CSCMP EDGE attendees gathered Tuesday afternoon for an update and outlook on the truckload (TL) market, which is on the upswing following the longest down cycle in recorded history. Kevin Adamik of RXO (formerly Coyote Logistics), offered an overview of truckload market cycles, highlighting major trends from the recent freight recession and providing an update on where the TL cycle is now.
EDGE 2024, sponsored by the Council of Supply Chain Management Professionals (CSCMP), is taking place this week in Nashville.
Citing data from the Coyote Curve index (which measures year-over-year changes in spot market rates) and other sources, Adamik outlined the dynamics of the TL market. He explained that the last cycle—which lasted from about 2019 to 2024—was longer than the typical three to four-year market cycle, marked by volatile conditions spurred by the Covid-19 pandemic. That cycle is behind us now, he said, adding that the market has reached equilibrium and is headed toward an inflationary environment.
Adamik also told attendees that he expects the new TL cycle to be marked by far less volatility, with a return to more typical conditions. And he offered a slate of supply and demand trends to note as the industry moves into the new cycle.
Supply trends include:
Carrier operating authorities are declining;
Employment in the trucking industry is declining;
Private fleets have expanded, but the expansion has stopped;
Truckload orders are falling.
Demand trends include:
Consumer spending is stable, but is still more service-centric and less goods-intensive;
After a steep decline, imports are on the rise;
Freight volumes have been sluggish but are showing signs of life.
CSCMP EDGE runs through Wednesday, October 2, at Nashville’s Gaylord Opryland Hotel & Resort.
The relationship between shippers and third-party logistics services providers (3PLs) is at the core of successful supply chain management—so getting that relationship right is vital. A panel of industry experts from both sides of the aisle weighed in on what it takes to create strong 3PL/shipper partnerships on day two of the CSCMP EDGE conference, being held this week in Nashville.
Trust, empathy, and transparency ranked high on the list of key elements required for success in all aspects of the partnership, but there are some specifics for each step of the journey. The panel recommended a handful of actions that should take place early on, including:
Establish relationships.
For 3PLs, understand and get to the heart of the shipper’s data.
Also for 3PLs: Understand the shipper’s reason for outsourcing to a 3PL, along with the shipper’s ultimate goals.
Understand company cultures and be sure they align.
Nurture long-term relationships with good communication.

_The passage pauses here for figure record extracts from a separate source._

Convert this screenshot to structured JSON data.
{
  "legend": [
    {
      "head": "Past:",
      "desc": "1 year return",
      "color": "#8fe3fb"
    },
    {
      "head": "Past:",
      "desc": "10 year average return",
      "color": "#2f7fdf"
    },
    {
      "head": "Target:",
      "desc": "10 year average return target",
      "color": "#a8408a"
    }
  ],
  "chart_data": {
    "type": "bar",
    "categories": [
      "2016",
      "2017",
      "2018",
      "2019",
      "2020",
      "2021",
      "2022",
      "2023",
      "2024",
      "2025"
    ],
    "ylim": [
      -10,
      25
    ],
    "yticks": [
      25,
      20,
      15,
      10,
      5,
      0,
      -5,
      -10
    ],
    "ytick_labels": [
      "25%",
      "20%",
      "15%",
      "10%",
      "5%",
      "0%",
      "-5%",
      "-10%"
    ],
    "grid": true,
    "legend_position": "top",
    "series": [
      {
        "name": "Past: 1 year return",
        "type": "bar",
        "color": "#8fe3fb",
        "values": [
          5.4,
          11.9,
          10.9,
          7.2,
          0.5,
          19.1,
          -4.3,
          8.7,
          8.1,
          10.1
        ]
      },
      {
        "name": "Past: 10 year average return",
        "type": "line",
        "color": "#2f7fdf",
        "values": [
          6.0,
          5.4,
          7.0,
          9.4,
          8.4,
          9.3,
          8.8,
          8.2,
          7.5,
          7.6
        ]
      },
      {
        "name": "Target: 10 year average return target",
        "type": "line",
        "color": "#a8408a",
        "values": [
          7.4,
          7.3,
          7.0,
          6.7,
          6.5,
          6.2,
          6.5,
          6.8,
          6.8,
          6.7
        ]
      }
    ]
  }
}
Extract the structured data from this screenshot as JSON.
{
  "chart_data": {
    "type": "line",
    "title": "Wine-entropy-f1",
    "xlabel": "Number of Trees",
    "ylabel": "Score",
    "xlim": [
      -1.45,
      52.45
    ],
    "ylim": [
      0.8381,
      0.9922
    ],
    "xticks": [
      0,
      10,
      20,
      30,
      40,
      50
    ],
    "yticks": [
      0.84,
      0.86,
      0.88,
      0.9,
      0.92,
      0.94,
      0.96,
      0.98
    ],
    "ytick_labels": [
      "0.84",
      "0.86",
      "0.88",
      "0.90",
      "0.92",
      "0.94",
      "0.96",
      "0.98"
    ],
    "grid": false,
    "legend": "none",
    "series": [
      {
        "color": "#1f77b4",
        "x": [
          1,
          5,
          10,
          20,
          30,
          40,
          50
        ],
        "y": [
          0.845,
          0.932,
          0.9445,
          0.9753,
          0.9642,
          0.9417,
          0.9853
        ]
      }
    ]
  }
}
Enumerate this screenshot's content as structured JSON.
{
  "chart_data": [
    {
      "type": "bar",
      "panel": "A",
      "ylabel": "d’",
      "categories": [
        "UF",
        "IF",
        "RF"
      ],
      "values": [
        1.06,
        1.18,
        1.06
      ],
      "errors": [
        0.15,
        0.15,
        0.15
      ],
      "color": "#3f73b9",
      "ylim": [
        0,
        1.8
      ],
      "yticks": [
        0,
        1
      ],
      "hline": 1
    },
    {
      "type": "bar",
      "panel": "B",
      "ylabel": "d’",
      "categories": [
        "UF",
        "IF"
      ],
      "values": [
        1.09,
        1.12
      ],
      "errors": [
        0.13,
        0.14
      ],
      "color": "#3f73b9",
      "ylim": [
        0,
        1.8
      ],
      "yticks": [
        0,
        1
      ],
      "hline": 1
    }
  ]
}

For shippers, be transparent so that the 3PL fully understands your business.
And there are also some “non-negotiables” when it comes to managing the relationship:
3PLs must demonstrate their commitment to engaging with the shipper’s personnel.
3PLs must also demonstrate their commitment to process discipline, continuous improvement, and innovation.
Shippers should ensure that they understand the 3PL’s demonstrated implementation capabilities—ask to visit established clients.
Trust—which takes longer to establish than both sides may expect.
EDGE 2024 is sponsored by the Council of Supply Chain Management Professionals (CSCMP) and runs through Wednesday, October 2, at the Gaylord Opryland Resort & Convention Center in Nashville.